Just'a good old boys. Never meaning no harm. Beats all you never saw, been in trouble with the law since the day they was born.
Sure, those are the opening lyrics to the Dukes of Hazzard theme song, but they apply just as well to the Bondurant boys at the center of John Hillcoat's new film Lawless, which opens Friday, Aug. 31.
Hillcoat's made an interesting career for himself, taking ideas that look like little more than throw-down action movies and turning them into films that offer a surprising level of emotional engagement. He had the most success with this in The Proposition, the western that reinvigorated Guy Pearce's career, not to mention his adaptation of Cormac McCarthy's The Road.
He's less successful in this new endeavor, written by frequent collaborator Nick Cave. Despite a few rousing action sequences and a gorgeous production design, Lawless is fairly lifeless and feels overly long, as if Cave simply couldn't bear to part with anything that appeared in the source material, Matt Bondurant's The Wettest County. Bondurant's book is about his own ancestors, who, like the rest of the population of Franklin Country, Va., during Prohibition, made and sold moonshine.
In Lawless, Tom Hardy plays Forrest, the Luke Duke of three brothers, the steady hand who keeps Howard (Jason Clarke)—aka Bo Duke, a wild man with a drinking problem—in check. Unlike the Dukes, Forrest and Howard have a younger brother, Jack (Shia LaBeouf ), the sweet, sensitive kid who has a hard time with the violence his bros are more than willing to dispense.
See, as Lawless opens, a new lawman comes to town, an angry, vicious bastard known as Charlie Rakes. He's played by Pearce, who makes Rakes so extreme that he's basically an R-rated version of Roscoe P. Coltrane, taking his orders from a mostly unseen Boss Hogg figure.
So, there you go. The good guy, Pearce, is really the bad guy. The bad guys, the Bondurants, are the good guys. There are car chases. It's really not unlike the TV show, but it isn't meant for kids, because Lawless is often punctuated with extraordinarily brutal violence.

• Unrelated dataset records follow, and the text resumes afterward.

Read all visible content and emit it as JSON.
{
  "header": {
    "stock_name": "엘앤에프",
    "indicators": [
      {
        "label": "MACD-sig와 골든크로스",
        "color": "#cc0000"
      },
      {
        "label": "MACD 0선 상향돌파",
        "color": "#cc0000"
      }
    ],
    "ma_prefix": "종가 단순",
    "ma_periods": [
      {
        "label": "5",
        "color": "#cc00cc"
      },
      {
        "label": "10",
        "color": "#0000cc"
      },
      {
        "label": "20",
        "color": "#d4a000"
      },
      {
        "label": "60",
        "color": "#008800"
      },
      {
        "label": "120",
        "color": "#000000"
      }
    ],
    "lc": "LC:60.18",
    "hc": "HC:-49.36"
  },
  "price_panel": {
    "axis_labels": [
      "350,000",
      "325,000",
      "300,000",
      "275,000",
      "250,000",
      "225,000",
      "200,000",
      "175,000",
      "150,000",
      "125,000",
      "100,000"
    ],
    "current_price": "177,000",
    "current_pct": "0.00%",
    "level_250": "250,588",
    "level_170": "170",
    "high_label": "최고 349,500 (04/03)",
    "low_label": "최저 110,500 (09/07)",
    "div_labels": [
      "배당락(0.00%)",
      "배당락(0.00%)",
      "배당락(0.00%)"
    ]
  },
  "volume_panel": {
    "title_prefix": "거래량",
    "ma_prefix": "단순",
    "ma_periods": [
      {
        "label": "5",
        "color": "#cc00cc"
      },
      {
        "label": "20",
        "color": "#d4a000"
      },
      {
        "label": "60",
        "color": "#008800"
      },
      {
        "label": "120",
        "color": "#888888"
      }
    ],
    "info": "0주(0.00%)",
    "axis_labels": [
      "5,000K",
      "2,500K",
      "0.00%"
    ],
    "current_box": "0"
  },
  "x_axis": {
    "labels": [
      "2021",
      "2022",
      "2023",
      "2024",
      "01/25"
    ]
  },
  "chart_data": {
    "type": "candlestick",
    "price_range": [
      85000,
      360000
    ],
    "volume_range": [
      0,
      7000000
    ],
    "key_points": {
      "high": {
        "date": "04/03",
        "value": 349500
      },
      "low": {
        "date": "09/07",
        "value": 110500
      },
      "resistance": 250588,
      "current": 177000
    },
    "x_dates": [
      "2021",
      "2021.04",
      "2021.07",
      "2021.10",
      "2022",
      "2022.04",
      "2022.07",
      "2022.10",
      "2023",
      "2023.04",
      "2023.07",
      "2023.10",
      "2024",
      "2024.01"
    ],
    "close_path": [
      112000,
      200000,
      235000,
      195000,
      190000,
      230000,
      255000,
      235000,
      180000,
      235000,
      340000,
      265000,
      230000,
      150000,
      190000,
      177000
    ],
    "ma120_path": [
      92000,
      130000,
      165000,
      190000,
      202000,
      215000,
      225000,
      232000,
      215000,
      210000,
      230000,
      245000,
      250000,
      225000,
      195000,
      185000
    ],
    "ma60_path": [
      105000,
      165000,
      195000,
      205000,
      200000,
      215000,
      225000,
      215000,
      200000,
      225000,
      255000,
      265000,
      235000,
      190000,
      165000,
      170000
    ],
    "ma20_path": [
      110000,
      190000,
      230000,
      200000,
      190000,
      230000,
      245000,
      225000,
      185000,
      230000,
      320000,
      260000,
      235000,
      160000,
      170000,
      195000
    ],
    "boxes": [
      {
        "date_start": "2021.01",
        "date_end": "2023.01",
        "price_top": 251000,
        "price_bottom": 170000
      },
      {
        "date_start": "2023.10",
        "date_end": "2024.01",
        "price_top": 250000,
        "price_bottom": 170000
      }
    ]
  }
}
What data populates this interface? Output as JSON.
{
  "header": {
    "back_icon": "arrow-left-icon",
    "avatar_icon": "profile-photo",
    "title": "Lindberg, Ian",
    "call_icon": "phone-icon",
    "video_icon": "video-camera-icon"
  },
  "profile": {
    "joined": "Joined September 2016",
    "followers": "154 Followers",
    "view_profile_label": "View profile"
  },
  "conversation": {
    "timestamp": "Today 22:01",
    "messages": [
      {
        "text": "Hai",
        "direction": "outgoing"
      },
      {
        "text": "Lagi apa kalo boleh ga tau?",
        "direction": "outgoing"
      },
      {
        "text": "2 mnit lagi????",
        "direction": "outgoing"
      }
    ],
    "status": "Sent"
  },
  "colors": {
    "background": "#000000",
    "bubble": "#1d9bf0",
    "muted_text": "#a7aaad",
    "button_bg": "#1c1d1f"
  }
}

It's also over-plotted. Jessica Chastain plays a girl from Chicago who drops in on the restaurant the boys run and is immediately given a job and turned into the love interest for Forrest. Jack woos a preacher's daughter (Mia Wasikowska), who's used as a device to shift the movie into its third act. Gary Oldman is Chicago gangster Floyd Banner, and he's so great in the few minutes he's on the screen that you wonder why he doesn't have his own film. All of these bits and pieces are jumbled together, and while the movie makes sense, it feels bloated, like you might after drinking a jar of low-quality shine the morning after.
LaBeouf has some talent, and he's clearly interested in transforming (ha ha!) his body of work. He's good here, and, when all's said and done, Lawless really is his movie. But Hillcoat essentially wastes Hardy, one of the most interesting actors out there, turning him into a stoic mountain man whose most interesting moments come when he finally pulls on the brass knuckles and takes his frustration out on a city slicker or two.
Sure, it's tough to straddle the line between action and drama, and Hillcoat's greatest problem is that he has so much of each that he's unable to truly embrace either. Lawless is far too chatty, and when the violence comes, it's graphic and unrelenting. The invincibility of the Bondurant brothers, at least in the eyes of Jack, is an interesting concept that's never quite fleshed out in a way that's satisfying.
Still, for a bunch of shine-running orphans, these boys do pretty well for themselves. Someday, I suppose, the mountain might get 'em, but the law never will.